Posted 24 September 2013 - 08:23 AM
I'm shooting a short a couple weeks from now on the Alexa, with one scene specifically taking place in a convenience store.
The action happens during the night, but we're shooting the majority of it blacked out inside during the day with a few shots travelling in and out once the sun goes down.
My issue is with the fluorescent lighting in the ceiling. It has to play in the shot, and the director wants a cool cyan look to it. However, the bulbs are T8 fa8 single pin which Kino doesn't make, to be able to re-bulb the exposed fixtures. So I figured I'd go with 4100K Cool-Whites, and use a colour meter to correct my added sources with plus green (and compensate in camera on the Alexa).
I'm unsure what to do once the blacks come down of the windows, and we're travelling in and outside, and introducing sodium street lights and a police car.
Do I try to block as much street light as I can with a 12x12 or should I try to work with it? Is there going to be too much magenta in my exterior if I'm correcting for the green in camera? Is this the best approach for this situation?
Posted 24 September 2013 - 08:32 AM
Since you can't re-tube, you could experiment with gelling the existing tubes to get the in-camera look you want. Are you sure the streetlights are HPS (high pressure sodium)? Some streetlights are Mercury vapor, newer ones are induction fluorescent. In many towns/cities/'burbs, you'll find a mix of all three, no rhyme or reason to their placement.
Posted 25 September 2013 - 01:33 PM
They are high-pressure sodium. I can re-bulb the fixtures, but only with other Flourescents in order to make sure everything is either 4100 or 3500, depending on the bulbs. I can't gel them though, because we'll be seeing the ceiling in some shos
Posted 28 September 2013 - 09:32 PM
I too would like to know the answer to this situation. Please let me know your solution, Mr. Kirkpatrick!
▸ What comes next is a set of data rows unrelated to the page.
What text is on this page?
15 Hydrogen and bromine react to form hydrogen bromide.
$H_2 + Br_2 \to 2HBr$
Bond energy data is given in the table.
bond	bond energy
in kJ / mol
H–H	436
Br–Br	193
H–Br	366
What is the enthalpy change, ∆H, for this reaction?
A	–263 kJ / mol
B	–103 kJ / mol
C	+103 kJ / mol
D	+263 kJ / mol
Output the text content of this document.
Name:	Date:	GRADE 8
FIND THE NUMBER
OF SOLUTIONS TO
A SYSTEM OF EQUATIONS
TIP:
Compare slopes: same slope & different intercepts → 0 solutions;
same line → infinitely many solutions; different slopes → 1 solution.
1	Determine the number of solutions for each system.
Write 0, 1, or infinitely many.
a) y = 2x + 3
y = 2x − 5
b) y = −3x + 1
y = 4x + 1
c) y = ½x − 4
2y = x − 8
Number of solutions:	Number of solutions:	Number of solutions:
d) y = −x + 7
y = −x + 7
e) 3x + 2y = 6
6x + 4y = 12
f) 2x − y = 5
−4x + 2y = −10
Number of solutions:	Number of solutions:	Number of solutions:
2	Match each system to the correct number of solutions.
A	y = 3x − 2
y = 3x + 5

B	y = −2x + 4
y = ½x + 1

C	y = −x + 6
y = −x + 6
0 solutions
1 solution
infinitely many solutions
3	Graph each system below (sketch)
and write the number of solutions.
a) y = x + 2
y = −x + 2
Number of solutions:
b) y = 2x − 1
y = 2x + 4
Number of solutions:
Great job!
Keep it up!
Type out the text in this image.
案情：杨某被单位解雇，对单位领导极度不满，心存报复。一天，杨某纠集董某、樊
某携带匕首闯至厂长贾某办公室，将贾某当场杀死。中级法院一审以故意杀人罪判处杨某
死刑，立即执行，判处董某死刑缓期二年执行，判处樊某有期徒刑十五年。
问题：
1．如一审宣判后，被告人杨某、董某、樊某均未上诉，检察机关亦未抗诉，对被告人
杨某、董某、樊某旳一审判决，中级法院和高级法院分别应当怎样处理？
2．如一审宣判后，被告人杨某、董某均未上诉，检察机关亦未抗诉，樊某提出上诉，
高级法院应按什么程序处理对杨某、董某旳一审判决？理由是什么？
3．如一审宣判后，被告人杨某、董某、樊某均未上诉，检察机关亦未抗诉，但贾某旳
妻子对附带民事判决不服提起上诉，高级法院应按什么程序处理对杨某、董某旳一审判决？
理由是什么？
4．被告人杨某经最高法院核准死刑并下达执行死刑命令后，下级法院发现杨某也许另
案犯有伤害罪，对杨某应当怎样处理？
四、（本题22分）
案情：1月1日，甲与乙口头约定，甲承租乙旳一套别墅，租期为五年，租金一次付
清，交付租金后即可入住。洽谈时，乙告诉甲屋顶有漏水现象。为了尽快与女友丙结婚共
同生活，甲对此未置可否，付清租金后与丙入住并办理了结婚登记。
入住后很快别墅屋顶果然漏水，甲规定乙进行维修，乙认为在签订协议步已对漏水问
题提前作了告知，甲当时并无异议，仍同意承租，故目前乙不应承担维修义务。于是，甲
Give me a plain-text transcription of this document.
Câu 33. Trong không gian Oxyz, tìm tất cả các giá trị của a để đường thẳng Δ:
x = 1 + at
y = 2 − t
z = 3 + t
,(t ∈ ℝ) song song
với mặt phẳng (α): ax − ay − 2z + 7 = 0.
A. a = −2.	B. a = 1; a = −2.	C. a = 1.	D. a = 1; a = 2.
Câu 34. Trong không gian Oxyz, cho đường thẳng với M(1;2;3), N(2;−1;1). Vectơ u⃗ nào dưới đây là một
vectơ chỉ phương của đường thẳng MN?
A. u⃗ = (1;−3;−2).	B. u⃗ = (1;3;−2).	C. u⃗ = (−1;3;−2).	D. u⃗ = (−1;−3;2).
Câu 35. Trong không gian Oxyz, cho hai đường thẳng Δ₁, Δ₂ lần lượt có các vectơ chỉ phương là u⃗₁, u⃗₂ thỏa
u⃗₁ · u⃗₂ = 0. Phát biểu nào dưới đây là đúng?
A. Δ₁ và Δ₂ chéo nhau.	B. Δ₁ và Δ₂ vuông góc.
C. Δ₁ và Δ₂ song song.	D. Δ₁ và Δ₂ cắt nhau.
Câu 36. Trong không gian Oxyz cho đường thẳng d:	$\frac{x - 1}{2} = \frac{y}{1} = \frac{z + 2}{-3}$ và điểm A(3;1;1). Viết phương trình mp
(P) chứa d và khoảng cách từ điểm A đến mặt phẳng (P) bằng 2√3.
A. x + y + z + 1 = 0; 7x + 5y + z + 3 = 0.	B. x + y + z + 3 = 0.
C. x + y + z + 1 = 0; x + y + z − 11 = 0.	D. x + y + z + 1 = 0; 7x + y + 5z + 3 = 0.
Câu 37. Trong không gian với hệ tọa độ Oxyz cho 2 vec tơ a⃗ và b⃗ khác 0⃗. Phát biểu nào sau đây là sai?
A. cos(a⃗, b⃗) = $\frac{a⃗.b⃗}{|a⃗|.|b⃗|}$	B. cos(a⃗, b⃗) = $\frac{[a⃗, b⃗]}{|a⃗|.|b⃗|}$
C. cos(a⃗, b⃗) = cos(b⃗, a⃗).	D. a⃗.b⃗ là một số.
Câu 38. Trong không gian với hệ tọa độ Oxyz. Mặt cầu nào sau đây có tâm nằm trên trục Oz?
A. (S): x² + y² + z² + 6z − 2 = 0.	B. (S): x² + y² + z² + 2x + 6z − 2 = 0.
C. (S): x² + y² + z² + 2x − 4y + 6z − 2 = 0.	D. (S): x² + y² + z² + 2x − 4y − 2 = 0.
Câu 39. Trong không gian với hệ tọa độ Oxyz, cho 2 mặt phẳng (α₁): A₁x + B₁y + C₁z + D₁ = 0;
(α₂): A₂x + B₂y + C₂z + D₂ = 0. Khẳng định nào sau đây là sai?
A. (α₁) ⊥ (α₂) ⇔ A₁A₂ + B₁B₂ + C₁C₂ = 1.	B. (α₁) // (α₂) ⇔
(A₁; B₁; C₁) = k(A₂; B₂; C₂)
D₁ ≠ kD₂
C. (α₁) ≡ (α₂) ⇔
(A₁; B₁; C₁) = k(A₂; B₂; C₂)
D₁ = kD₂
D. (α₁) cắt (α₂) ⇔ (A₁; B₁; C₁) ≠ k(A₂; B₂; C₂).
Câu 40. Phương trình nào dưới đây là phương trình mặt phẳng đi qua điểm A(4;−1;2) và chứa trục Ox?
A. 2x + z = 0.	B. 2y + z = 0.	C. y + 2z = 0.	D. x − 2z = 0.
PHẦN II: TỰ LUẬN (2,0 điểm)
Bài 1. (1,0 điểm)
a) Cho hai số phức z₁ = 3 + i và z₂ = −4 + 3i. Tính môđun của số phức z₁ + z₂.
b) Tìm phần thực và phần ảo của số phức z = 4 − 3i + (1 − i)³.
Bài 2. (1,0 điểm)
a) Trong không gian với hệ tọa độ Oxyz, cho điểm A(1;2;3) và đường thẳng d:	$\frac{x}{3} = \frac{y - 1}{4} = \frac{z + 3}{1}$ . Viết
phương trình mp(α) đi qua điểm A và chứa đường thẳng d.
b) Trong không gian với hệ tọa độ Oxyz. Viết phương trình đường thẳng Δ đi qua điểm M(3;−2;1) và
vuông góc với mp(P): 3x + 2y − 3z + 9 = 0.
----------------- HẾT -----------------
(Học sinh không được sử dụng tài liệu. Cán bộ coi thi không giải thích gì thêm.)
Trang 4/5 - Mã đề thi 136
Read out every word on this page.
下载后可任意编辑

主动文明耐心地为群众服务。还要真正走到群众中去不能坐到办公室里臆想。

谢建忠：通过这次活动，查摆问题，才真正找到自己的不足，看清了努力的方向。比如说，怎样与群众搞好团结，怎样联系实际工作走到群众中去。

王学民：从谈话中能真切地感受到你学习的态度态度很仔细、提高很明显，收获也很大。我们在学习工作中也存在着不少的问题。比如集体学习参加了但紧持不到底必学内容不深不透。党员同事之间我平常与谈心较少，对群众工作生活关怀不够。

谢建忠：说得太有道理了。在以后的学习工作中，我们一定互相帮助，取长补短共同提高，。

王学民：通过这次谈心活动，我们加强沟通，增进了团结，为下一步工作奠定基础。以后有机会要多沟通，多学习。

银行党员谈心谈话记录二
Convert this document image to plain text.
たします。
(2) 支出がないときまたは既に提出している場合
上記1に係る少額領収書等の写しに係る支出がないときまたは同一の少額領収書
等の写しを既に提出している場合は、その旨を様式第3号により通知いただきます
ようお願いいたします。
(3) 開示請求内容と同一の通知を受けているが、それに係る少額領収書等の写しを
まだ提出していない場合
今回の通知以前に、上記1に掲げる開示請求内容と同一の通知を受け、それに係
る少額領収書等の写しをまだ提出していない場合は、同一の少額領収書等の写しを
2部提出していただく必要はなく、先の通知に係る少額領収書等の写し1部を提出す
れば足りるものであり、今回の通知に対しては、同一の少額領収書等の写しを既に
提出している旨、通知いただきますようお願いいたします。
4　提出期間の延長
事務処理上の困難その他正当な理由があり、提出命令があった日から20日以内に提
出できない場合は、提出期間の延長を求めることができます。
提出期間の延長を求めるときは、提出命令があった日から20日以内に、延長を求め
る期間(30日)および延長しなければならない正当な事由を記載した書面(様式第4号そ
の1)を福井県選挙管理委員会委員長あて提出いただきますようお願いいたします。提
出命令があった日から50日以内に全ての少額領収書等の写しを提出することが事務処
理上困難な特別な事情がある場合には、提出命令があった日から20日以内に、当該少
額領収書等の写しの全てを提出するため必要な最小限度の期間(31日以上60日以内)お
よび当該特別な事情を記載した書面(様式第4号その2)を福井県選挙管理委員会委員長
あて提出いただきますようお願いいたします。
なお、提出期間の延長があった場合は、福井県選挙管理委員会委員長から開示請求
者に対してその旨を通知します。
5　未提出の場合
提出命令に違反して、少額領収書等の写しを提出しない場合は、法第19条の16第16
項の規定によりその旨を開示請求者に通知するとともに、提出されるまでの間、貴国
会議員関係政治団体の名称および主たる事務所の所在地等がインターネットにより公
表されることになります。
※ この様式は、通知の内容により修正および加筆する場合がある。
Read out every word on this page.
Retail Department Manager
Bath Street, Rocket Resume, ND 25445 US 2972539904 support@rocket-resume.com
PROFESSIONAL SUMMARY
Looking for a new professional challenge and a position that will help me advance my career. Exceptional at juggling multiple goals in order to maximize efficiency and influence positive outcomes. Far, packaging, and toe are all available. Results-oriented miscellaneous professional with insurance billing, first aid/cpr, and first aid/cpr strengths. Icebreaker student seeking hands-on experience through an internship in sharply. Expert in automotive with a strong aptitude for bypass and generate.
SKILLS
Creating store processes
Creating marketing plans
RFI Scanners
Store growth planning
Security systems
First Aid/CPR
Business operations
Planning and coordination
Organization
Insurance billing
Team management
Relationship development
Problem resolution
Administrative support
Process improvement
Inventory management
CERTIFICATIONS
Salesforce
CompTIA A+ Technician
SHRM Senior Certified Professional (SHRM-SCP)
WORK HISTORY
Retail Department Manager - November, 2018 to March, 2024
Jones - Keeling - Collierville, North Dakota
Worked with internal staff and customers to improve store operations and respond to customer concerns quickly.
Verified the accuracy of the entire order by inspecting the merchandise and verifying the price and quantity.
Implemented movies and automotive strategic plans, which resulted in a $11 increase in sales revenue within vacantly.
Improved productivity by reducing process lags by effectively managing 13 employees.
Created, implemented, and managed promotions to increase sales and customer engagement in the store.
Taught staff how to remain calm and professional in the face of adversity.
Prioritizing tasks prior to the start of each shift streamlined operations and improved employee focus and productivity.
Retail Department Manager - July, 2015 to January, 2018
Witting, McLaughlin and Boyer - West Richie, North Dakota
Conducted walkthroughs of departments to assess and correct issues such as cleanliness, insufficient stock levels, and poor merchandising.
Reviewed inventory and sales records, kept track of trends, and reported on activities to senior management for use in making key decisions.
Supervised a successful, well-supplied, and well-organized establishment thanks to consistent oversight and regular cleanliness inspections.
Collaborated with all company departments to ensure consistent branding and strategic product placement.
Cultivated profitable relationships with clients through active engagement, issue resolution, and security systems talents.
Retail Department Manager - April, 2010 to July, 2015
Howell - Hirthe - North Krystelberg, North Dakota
Posted 30 September 2013 - 10:53 AM
Posted 07 October 2013 - 04:28 PM
I may got you wrong, but if you gel your fluorescents tube by tube you won´t notice through the camera that they are gelled.
Posted 07 October 2013 - 05:30 PM
Cool Whites are already going to give you that cyan look if the camera is set to near 3200K with no green correction added.
The issue is really the sodium streetlamps, which will render yellow-orange-green -- they are not continuous spectrum sources so you are best off just embracing that look because you can't correct them with gel or filters, they are missing the wavelengths to get you other colors. At best, you could just time them / white-balance to look white-ish / neutral but the image will look a bit desaturated due to the lack of other colors in the spectrum.